While the specific program is new, this isn’t the first time artificial intelligence has created a version of a television program, and it likely won’t be the last.

We’re going down to South Park, gonna have ourselves A.I. time… And as it turns out, it’s going to be a way worse time than you might imagine.

The long-running animated sitcom, created by Trey Parker and Matt Stone, recently found itself as the center of attention of the Emmy Award-winning production company Fable Studios, which has started work on a new project called The Simulation. The project allows users to generate unauthorized episodes of TV shows with original stars and premises through a program called Showrunner AI. The raunchy animated show serves as the source material for nine of the company’s latest projects.

The company has also created an animated episode of the television show Friends, and regularly hosts spaces for virtual beings to connect. 

The recent headline-grabbing venture for the company is part of their collaboration with the news outlet AXIOS. Chief technology correspondent Ina Field asked the studio to create an episode about an AI program that wants to take control of South Park from its creators. The final product stars Field and has a runtime of five minutes. 

As expected, the script for the faux-South Park episode feels stilted and unnatural, and none of the jokes stick the landing. Nonetheless, AXIOS called the episode “a plausible and occasionally clever vignette” and included quotes from Edward Saatchi, who runs the creative studio behind the program, about how he sides with the creators about limiting the usage of AI but ultimately wants to see the company transform television and movies into an everyman industry. The fanfiction-ification of the medium, I suppose… if fanfiction was created by robots?

As Eric Cartman would say: “Screw you guys, I’m going home!” 

While the specific program is new, this isn’t the first time artificial intelligence has created a version of a television program, and it likely won’t be the last. In February, a never-ending parody of Seinfeld generated by two people using OpenAI’s GPT-3 went viral, attracting over 171,000 followers on Twitch before being banned from the platform a few days later after featuring a series of transphobic jokes.
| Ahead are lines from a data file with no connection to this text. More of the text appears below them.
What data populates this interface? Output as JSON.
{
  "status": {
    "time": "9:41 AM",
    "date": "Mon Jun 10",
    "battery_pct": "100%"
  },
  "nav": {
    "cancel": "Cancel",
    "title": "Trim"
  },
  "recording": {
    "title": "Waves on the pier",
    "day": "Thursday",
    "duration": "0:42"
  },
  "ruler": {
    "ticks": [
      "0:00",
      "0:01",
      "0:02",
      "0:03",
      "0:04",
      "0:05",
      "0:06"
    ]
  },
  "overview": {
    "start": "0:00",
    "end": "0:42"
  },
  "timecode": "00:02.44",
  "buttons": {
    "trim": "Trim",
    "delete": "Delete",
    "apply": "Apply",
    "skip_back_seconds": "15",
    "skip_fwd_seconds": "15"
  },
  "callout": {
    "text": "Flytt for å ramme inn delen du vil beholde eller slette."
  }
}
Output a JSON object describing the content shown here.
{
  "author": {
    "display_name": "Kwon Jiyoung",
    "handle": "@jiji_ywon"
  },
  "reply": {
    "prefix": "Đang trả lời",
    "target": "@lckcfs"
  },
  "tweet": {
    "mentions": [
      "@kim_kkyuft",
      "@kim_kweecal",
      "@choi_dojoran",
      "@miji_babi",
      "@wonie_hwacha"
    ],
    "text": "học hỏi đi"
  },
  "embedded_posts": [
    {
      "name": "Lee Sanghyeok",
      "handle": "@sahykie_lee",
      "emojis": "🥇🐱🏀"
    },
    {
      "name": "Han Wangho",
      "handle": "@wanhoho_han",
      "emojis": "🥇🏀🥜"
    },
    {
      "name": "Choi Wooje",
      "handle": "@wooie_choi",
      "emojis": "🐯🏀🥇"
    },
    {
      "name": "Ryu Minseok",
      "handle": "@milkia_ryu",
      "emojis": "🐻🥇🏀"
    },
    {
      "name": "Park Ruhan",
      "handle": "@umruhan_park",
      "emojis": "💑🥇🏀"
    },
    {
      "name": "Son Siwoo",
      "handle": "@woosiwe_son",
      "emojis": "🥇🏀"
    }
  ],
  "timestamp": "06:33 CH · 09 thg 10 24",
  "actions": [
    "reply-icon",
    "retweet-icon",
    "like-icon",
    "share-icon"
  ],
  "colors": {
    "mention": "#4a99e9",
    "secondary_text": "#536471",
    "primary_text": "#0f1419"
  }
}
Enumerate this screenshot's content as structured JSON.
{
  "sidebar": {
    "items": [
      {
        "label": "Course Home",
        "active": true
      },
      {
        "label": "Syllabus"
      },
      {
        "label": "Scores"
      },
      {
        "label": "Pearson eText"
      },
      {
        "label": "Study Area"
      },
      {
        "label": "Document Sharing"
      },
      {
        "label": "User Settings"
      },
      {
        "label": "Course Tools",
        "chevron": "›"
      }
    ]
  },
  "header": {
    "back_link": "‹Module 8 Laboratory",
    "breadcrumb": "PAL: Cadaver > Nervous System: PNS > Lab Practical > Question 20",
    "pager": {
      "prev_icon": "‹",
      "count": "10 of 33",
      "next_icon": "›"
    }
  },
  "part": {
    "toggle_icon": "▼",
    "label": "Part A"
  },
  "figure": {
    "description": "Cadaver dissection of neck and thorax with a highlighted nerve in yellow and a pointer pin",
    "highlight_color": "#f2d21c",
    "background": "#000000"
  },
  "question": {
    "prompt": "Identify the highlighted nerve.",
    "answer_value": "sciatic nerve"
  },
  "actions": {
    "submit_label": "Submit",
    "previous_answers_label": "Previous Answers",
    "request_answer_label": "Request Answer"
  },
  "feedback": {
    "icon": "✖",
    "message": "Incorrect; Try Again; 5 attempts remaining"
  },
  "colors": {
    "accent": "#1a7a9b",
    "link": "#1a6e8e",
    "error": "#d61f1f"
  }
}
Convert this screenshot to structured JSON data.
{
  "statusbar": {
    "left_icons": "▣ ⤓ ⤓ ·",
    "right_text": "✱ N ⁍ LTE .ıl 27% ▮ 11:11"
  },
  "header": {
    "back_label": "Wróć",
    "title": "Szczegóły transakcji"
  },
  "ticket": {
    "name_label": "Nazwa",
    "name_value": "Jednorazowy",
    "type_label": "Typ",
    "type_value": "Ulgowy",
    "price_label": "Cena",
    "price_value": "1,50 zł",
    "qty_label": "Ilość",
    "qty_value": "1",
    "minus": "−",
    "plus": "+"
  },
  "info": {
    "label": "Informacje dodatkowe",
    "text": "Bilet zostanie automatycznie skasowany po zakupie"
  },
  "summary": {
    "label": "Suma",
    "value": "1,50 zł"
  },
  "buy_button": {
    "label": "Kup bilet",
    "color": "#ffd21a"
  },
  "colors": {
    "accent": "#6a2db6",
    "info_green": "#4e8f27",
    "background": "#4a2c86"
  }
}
During the height of this trend, South Park and its fans rallied against artificial intelligence as a form of creation. The latest season included an episode titled “Deep Learning,” in which the famed characters found themselves in trouble once their school discovered that students have been using artificial intelligence to do their assignments – and communicate with each other. The episode received a mixed reception and sparked controversy after it was revealed that it was co-written by the artificial intelligence platform ChatGPT. Can you thoroughly critique something while also insinuating its usefulness? And is South Park as subversive and smart as it considers itself to be?

Circling back to the South Park simulation, which involved no contribution from Parker and Stone, the internet has lit up, particularly in light of the current Writers Guild of America and SAG-AFTRA strikes. Christos Gage, Daredevil and Hawaii Five-0 writer, called the simulation “soulless and unfunny,” and said that it painted an unfair scenario where a studio would give the scene to the writer with directions to “fix it.” They fear that the writer would then be underpaid given the lack of protections that artists have against artificial intelligence works, and the willingness that studios and streamers have already demonstrated towards using the technology nefariously.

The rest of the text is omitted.